ここまで読んだのに……というアナタ。ワタシでよければ謝ります。ごめんなさい。自社の商品やサービスで、地道に稼ぎましょうか。
ただですね。企業サイトの場合、「新商品がYahooニュースに掲載されて、爆発的にPVが上がりました」みたいなことが起こりやすいのもひとつの特徴ですので、煩わしくない程度に広告枠を設置しておくのも悪くないと思います。
みんなで飲みに行く分を稼ぐことはできないけど、会議のときにお菓子の差し入れができるくらいは稼いでみよう。そんな感じで挑戦してみてくださいね。
まとめ
いかがでしたか?
Webサイトがあるだけで稼げてしまう「Google AdSense」。まあ本当に稼げるかどうかはともかくとして、なんだか夢の様なお話でしたね。
でも実際に、個人でホームページを運営されていて、「Google AdSense」を設置。ドカーンとかなりの額を稼いでいる方もいらっしゃいます。羨ましい限りです。
ワタシも自分のサイトで「Google AdSense」に挑戦してみましたが……残念ながら、「駄菓子屋レベル」の成績でした。オバチャン、うま○棒ちょうだい。5本ちょうだい。って感じ。
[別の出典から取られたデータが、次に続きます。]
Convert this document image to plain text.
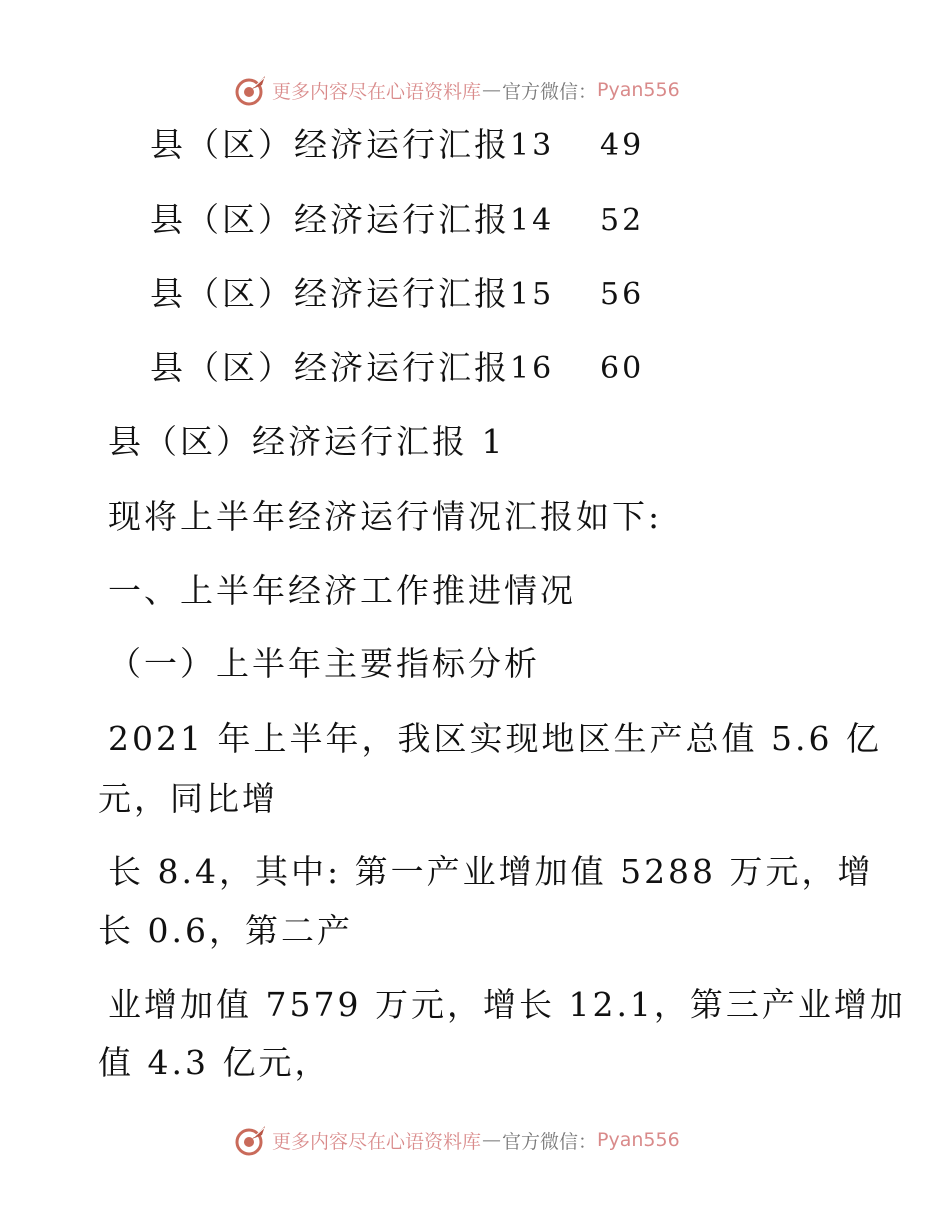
更多内容尽在心语资料库 — 官方微信： Pyan556
县（区）经济运行汇报 13 49
县（区）经济运行汇报 14 52
县（区）经济运行汇报 15 56
县（区）经济运行汇报 16 60
县（区）经济运行汇报 1
现将上半年经济运行情况汇报如下:
一、上半年经济工作推进情况
（一）上半年主要指标分析
2021 年上半年，我区实现地区生产总值 5.6 亿
元，同比增
长 8.4，其中: 第一产业增加值 5288 万元，增
长 0.6，第二产
业增加值 7579 万元，增长 12.1，第三产业增加
值 4.3 亿元，
更多内容尽在心语资料库 — 官方微信： Pyan556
そんなションボリな成績でしたが、それでも実際にお金が入ってくるのは、ものすごく良いモチベーションになりました。自分が頑張ってWebサイトを運営しているのを誰かに認められたと言うか……わかりやすく気分が良くなります。
ある意味「稼げなくて当たり前」と思ってはじめましょう、そうすればイライラしなくて済みます。そうやって気軽にアレコレ工夫をしているうちに、どこかでドカーンと大当たり、ということもありますので。
あ、もし仮にドカーンと稼ぐのに成功したら、その方法をワタシにもそっと教えてくださいね。約束ですからねっ!ねっ!
……おっと。
と、いうところで終了の時間です。
ではでは、今回はここまで!
次回をお楽しみに~。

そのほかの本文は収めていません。